ICML-2018 Seminar Notes
There is a productive and meaningful seminar in LAMDA Group. I am so honored to attend and benefit from this seminar. It is worth recording notes about some papers.
2018-08-04
-
《Efficient Mode-Based Deep Reinforcement Learning with Variational State Tabulation》
- This paper proposal that by abstraction we can build a easy state transition model, upon which we can apply ordinary tabular methods(like Q-Learning) to accelerate learning.
However, this abstraction process is done by reconstructing code to initial state, which is unnecessary. Because all that we need is an easy and feasible generative model about transition, we do not need reconstruction. We can think more to how to build a abstraction model in the future.
《Obfuscated Gradients Give a False Sense of Security: Circumventing Defense to Adversarial Examples》
- This paper is intended to attack neural network by adversarial examples. It defeats 7 of 9 defense networks on ICLR in 2017. Moreover, it classify these defense networks by their defense mechanisms.
2018-08-03
-
《Universal Planning Networks》
- The authors wants to learn an abstraction for state by imitation. The process of abstraction is optimized by the difference of actions between those learned by a certain policy and expert demonstrations.
- However, it is unnecessary to lean such an abstraction by imitation because the environment are enough generative.

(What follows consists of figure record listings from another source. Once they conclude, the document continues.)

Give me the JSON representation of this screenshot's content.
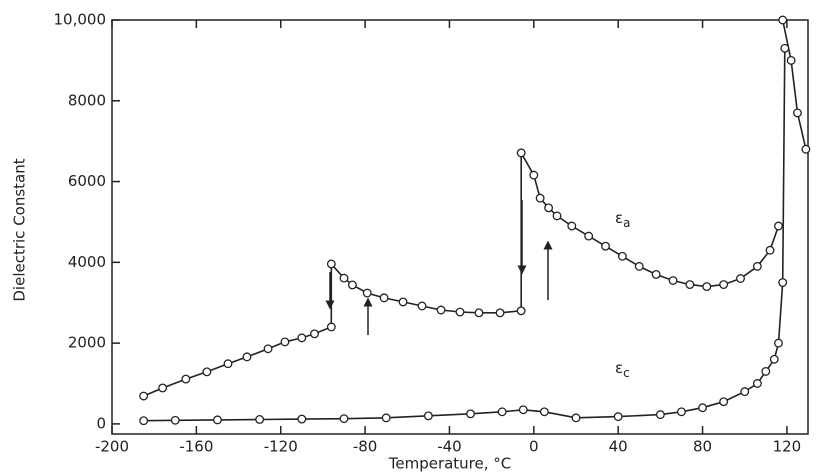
{
  "chart_data": {
    "type": "line",
    "x_label": "Temperature, °C",
    "y_label": "Dielectric Constant",
    "xlim": [
      -200,
      130
    ],
    "xticks": [
      -200,
      -160,
      -120,
      -80,
      -40,
      0,
      40,
      80,
      120
    ],
    "ylim": [
      -250,
      10000
    ],
    "yticks": [
      0,
      2000,
      4000,
      6000,
      8000,
      {
        "value": 10000,
        "label": "10,000"
      }
    ],
    "grid": false,
    "annotations": [
      {
        "symbol": "ε",
        "sub": "a"
      },
      {
        "symbol": "ε",
        "sub": "c"
      }
    ],
    "series": [
      {
        "color": "#222222",
        "x": [
          -185,
          -176,
          -165,
          -155,
          -145,
          -136,
          -126,
          -118,
          -110,
          -104,
          -96,
          -96,
          -90,
          -86,
          -79,
          -71,
          -62,
          -53,
          -44,
          -35,
          -26,
          -16,
          -6,
          -6,
          0,
          3,
          7,
          11,
          18,
          26,
          34,
          42,
          50,
          58,
          66,
          74,
          82,
          90,
          98,
          106,
          112,
          116,
          null,
          118,
          122,
          125,
          129
        ],
        "values": [
          690,
          890,
          1110,
          1290,
          1490,
          1660,
          1860,
          2030,
          2130,
          2230,
          2400,
          3960,
          3610,
          3440,
          3240,
          3120,
          3020,
          2920,
          2820,
          2770,
          2750,
          2750,
          2800,
          6710,
          6160,
          5590,
          5350,
          5150,
          4900,
          4650,
          4400,
          4150,
          3900,
          3700,
          3550,
          3450,
          3400,
          3450,
          3600,
          3900,
          4300,
          4900,
          null,
          10000,
          9000,
          7700,
          6800
        ]
      },
      {
        "color": "#222222",
        "x": [
          -185,
          -170,
          -150,
          -130,
          -110,
          -90,
          -70,
          -50,
          -30,
          -15,
          -5,
          5,
          20,
          40,
          60,
          70,
          80,
          90,
          100,
          106,
          110,
          114,
          116,
          118,
          119
        ],
        "values": [
          80,
          90,
          100,
          110,
          120,
          130,
          150,
          200,
          250,
          300,
          350,
          300,
          150,
          180,
          230,
          300,
          400,
          550,
          800,
          1000,
          1300,
          1600,
          2000,
          3500,
          9300
        ]
      }
    ]
  }
}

- By the way, there are lots of details about experiments in the supplement. I am grateful for authors so thoughtful.
- There is little theory in this paper. However, there are lots of experiments to demonstrate how human prior knowledge helps us explore efficiently. By removing the semantic of information, we are the same as agents, who learn very slowly.
2018-08-02
-
《Clipped Action Policy Gradient》
- It is usual that we limit continues action range into a valid range. However, the author points out that we often make a mistake when we deal with gradients of these invalid actions. The author proposal a new way of computing these gradients, which can reduce the variance.
2018-08-01
-
《Coordinated Exploration in Concurrent Reinforcement Learning》
- In the case of multi-agent or multi-thread to explore in same environment, ordinary methods like UCB will often explore in a limited range. The author proposals a sample method for multi-agent, which can explore efficiently. For a demo, see here.
-
《Latent Space Policies for Hierarchical Reinforcement Learning》
- The work of this paper is focus on the hierarchical reinforcement learning by latent space. By a mechanism of double-shot, the high level of policy can correct the mistake of low level policy.
2018-07-31
-
《Towards Deep Learning Models Resistant to Adversarial Attacks》
- The author proposal an algorithm of minimax optimization about how to generate adversarial examples and how to defense these examples. Luckily, it is robust that it defense the attacks of paper in ICML 2018 we mentioned about.
-
《Time Limits in Reinforcement Learning》
- This paper concerns the effect that truncated time length brings about. The author claims that in the most of implementation of algorithms we do not consider this problem, which may result low efficiency of learning.
-
《Essentially No Barriers in Neural Network Energy Landscape》
- By delicate design of experiments, the author points out here are a comparative flat region in loss of neural network, where many parameters share a similar performance. Thus, we need careful to explore these parameters.
2018-07-30
-
《Fully Decentralized Multi-Agent Reinforcement Learning with Networked Agents》
- The author extends actor-critic methods to multi agent environments. These decentralized agents can communicate by sharing the parameters of neural networks to coordinate. Personally, it is somewhat complicated.
2018-07-27
《Min&Match-Agent Curricula for Reinforcement Learning》
- The author provide a method that is similar to the idea of boosting to train a series of different policy in hierarchical reinforcement learning. During the training, he also use the method of population based training(see here for more details ) to choose hyper parameters.
2018-07-24
《Self-Imitation Learning》
- The author distinguishes the good samples and bad samples in experience buffer. By restudying the good examples, the author wants to solve the exploration dilemma in reinforcement learning. From my point of view, it cannot work because it just "memory" the path to good results, which has nothing with exploration.
《Ray-A Distributed Framework for Emerging AI Applications》
- The main work of this paper is focus on the distributed framework of training reinforcement learning, which is done by guys of University of Berkeley.
《Katyusha X: Practical Momentum Method for Stochastic Sum-of-Nonconvex Optimization》
- The author combines the optimization method of GD and SGD, which makes a balance. This optimization works on training neural network.
2018-07-23
《QMIX: Monotonic Value Function Factorisation for Deep Multi-Agent Reinforcement Learning》
- This work is based on the value function decomposition, which is designed to reduce the complexity of control problem in multi-agent Q-Learning. The author uses more complicated neural network to represent joint q value.
《Competitive Multi-agent Inverse Reinforcement Learning with Sub-optimal Demonstrations》
- This work consider the problem of recovering reward from expert demonstrations, which may be sub-optimal rather than previously-assumed optimal. However, in the process of finding equilibrium in the zero-sum game, the computation is so huge that this algorithm is impractical in real world.